Foto: Pedro Stoekcli Pires

A epígrafe deste ensaio é o trecho de uma das mais antigas e tradicionais cantigas de Jurema entoadas pelos catimbós do Nordeste. A sua escolha não é à toa: aqui pretendo discutir, brevemente, a inserção da Jurema Sagrada na academia e as suas implicações éticas e políticas.

De início, não podemos ignorar que ela própria se constitui como um compêndio de saberes – a tal ciência da Jurema – dos povos indígenas, africanos e do catolicismo popular, que foram preservados ao longo dos anos nas mesas e terreiros Brasil afora. Mas há o que se discutir sobre a sua presença na “ciência do mundo”, principalmente porque tem crescido nas Universidades brasileiras o interesse nos estudos sobre as religiões de terreiro.

Em relação à Jurema, há desafios ainda maiores a vencer. Invisibilizada e sem o destaque social, político e acadêmico que o Candomblé e a Umbanda tiveram, a Jurema teve uma inserção tardia na academia, sendo frequentemente considerada apenas um culto paralelo, sem autonomia ou estatuto de religião.

Muito disso se deve a dois fatores: a ausência de intenção institucional da Jurema e o seu engajamento nas federações de Umbanda ou Candomblé, necessária para sua sobrevivência diante de um Estado racista e perseguidor, como parte do processo de legalização dos cultos afro-ameríndios nos Estados brasileiros. Aliás, utilizar a categoria “afro-ameríndia” é mais uma estratégia para conferir visibilidade e reconhecimento às contribuições indígenas para a construção das religiões de terreiro no Brasil.

Somente a partir dos anos 1970 – apesar de observações etnográficas realizadas desde o começo do século XX – é que a Jurema entra, ainda que timidamente, na pauta acadêmica, sendo um importante marco histórico a dissertação de René Vandezande, em 1975, responsável ainda por tornar Alhandra a maior referência para a religião.

Tudo isto tem, na verdade, profunda raiz política. Em tempos de “escola sem partido”, aliás, é essencial salientar como a produção de conhecimento é diretamente implicada com o poder.

Costumo analisar a Jurema sob a ótica decolonial. Com efeito, a colonização não apenas a condenou à ilegalidade, como também, a prevalência de seus valores, a colonialidade do poder e do saber foi responsável pela manutenção de um status subalterno, garantindo assim a subordinação social e a invisibilidade política e epistemológica da Jurema Sagrada.

A representação da Jurema nos discursos religiosos, médicos e jurídicos ao longo dos anos se enquadra bem ao que Fanon afirma sobre a descrição do colonizado pelo colonizador. A sua qualificação como heresia, degeneração e crime serviu para condená-la e a seus sujeitos à marginalização e ao genocídio.

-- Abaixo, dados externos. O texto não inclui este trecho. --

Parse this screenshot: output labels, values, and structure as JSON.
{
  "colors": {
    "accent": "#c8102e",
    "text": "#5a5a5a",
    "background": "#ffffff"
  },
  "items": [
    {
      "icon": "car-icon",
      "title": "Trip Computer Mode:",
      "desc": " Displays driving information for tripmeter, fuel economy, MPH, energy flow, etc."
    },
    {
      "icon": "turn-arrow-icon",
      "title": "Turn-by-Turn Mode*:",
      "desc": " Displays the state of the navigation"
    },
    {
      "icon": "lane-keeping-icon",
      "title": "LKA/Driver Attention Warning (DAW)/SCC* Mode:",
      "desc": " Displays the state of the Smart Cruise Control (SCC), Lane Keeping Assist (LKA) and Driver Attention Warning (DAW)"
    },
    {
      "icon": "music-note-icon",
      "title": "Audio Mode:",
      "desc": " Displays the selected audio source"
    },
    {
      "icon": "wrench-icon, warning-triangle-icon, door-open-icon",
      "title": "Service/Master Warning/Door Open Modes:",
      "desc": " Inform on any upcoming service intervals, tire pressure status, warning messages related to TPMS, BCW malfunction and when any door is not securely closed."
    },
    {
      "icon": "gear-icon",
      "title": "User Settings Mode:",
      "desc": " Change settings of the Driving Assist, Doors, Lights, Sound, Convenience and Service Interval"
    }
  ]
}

Aliás, Ramon Grosfoguel é bastante pontual ao recordar que a religião foi o primeiro campo de incidência do racismo. Daí a polêmica sobre a existência ou não de alma nos povos indígenas, os pais e mães da Jurema Sagrada. Se eles e elas não professavam a fé católica, não teriam alma e, portanto, não seriam seres humanos, podendo assim ser submetidos à escravidão e ao genocídio, incluindo a destruição de seus saberes, tidos como incivilizados, devendo, assim, ser substituídos pelos valores europeus, considerados superiores, portadores da verdade e, assim, universais.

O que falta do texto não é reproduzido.